Britain’s ‘loneliest sheep’ now at centre of rehoming row after rescue

An animal dubbed Britain’s “loneliest sheep” has become embroiled in the centre of a rehoming row after plans to relocate the female animal sparked controversy.

The stranded sheep, named Fiona, was rescued after being stranded for over two years on the foot of the cliffs of Cromarty Firth in Scotland with a petition to rescue her reaching over 52,000 signatures.

Animal welfare charities had warned that any operation to save the animal would be “incredibly complex”.

But after she was rescued by a group of farmers, a row has quickly erupted with an animal rights group criticising plans to rehome her at a farm park, because they believe she would be “exploited” for money and become a “spectacle”.

On Sunday, a small group of activists from Animal Rising – which earlier this year tried to disrupt a number of high-profile horse races – staged a protest at the nearby Dalscone Farm.

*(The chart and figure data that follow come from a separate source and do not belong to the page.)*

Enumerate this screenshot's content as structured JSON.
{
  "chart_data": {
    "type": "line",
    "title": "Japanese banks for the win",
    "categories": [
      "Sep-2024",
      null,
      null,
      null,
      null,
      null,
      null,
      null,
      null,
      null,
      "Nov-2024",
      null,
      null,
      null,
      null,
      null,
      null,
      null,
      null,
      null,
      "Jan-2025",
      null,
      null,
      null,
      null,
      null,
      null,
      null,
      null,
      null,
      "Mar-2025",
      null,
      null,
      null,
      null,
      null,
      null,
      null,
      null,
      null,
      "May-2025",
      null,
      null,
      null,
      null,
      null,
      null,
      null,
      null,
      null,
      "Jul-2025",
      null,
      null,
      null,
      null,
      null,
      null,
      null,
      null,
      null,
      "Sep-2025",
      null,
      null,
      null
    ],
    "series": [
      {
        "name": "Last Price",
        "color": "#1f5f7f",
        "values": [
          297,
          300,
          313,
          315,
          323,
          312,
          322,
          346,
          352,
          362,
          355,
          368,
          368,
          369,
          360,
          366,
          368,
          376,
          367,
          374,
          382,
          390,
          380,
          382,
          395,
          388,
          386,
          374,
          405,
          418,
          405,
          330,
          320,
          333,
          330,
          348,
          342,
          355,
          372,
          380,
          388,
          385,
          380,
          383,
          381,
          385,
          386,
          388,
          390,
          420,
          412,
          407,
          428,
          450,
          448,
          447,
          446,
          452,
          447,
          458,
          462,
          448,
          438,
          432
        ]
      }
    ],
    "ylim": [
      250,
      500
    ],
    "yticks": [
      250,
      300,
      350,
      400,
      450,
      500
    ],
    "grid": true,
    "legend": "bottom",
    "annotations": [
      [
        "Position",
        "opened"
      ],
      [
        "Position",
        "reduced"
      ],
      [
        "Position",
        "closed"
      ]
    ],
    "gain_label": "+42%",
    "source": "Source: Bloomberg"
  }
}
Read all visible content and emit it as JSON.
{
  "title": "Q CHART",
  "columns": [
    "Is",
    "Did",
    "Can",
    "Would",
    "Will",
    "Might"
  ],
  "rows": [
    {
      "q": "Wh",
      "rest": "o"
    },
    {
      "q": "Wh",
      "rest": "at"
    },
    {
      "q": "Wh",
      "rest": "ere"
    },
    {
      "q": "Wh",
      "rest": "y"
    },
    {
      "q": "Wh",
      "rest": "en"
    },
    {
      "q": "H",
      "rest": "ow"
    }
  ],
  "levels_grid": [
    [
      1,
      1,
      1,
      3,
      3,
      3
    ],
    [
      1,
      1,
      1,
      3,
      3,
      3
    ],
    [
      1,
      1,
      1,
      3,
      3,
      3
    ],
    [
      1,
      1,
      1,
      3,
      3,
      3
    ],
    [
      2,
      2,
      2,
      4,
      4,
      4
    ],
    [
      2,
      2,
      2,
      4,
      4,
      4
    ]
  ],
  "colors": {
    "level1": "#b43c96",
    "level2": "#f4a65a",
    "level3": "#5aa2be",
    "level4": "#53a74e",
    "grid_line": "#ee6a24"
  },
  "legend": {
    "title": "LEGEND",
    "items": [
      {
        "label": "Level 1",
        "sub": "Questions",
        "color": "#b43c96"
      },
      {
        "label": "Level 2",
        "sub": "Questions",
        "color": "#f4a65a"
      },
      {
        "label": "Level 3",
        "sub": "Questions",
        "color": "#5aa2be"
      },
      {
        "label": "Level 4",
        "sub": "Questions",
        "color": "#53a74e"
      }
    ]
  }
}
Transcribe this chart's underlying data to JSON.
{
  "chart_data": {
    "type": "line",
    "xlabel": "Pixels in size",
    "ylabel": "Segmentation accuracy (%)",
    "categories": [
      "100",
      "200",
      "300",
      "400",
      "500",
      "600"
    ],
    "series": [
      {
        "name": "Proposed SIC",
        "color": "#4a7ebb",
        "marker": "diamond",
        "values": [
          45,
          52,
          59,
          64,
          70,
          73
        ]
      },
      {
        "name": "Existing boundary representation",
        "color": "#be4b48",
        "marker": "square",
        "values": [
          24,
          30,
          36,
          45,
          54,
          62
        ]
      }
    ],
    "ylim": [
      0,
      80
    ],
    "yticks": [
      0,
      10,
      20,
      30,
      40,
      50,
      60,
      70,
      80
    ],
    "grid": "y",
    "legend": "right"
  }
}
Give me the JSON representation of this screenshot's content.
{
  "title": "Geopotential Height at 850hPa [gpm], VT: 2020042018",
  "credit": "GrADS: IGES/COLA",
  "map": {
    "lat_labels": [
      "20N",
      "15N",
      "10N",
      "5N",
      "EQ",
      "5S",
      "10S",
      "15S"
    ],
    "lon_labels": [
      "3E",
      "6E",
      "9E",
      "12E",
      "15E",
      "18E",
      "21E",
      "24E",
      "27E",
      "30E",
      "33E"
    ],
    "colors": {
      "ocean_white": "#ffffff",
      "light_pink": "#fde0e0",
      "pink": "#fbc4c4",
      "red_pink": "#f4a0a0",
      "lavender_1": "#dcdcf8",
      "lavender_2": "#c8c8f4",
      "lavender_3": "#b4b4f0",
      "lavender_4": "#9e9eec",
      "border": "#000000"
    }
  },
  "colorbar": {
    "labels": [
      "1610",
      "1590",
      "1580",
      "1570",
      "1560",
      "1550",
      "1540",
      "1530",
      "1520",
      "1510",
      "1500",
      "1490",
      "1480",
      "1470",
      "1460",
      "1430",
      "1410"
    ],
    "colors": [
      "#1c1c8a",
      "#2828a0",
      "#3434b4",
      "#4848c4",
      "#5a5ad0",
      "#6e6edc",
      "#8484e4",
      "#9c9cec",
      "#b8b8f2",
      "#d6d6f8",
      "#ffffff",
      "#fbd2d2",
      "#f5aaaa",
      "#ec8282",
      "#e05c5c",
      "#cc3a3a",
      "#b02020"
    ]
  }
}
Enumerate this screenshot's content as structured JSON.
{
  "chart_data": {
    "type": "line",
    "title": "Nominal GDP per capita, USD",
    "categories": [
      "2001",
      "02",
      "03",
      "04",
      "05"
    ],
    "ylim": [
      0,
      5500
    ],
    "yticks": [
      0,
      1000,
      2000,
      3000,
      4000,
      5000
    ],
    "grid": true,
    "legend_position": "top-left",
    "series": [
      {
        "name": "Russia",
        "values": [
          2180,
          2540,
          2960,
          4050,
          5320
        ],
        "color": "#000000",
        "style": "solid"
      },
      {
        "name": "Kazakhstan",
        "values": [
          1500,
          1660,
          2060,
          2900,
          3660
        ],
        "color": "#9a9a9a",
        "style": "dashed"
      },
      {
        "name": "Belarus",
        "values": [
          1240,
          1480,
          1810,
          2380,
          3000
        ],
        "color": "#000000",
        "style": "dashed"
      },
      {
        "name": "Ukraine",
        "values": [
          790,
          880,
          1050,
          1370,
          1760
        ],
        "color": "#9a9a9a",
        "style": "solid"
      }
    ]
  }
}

A statement on X, formerly Twitter, on Sunday evening said: “Since Monday we have had a team in the Highlands, preparing to rescue Britain’s Loneliest Sheep (‘Sheepie’). Over the last five days we formed a strong bond and connection with this gentle, neglected soul.

“The local landowner agreed the rescue could go ahead Sunday and that Sheepie could live out the rest of her life safely, and peacefully, at a sanctuary. This morning, however, that same landowner covertly removed the poor ewe who is currently on her way to Dalscone Farm Fun petting zoo instead.

“Whilst we are pleased she is no longer stranded at the base of a cliff, she has just gone from isolation to exploitation. It is completely inappropriate that she would be taken to be made a spectacle of at a petting zoo.”

“Farmer Ben” from Dalscone Farm said in a Facebook video that staff and family members felt “intimidated” by demonstrators who were flying a drone and holding “Free Fiona” placards.

“We’re going to give Fiona a five star home, we are going to get her some amazing friends,” he said. “We are obviously closed at the moment. The farm park’s closed for the winter, for the next five months, so she’s got loads of time to settle in.

“Nobody’s going to be bugging her, we’ll just get to know her, let her do her own thing.”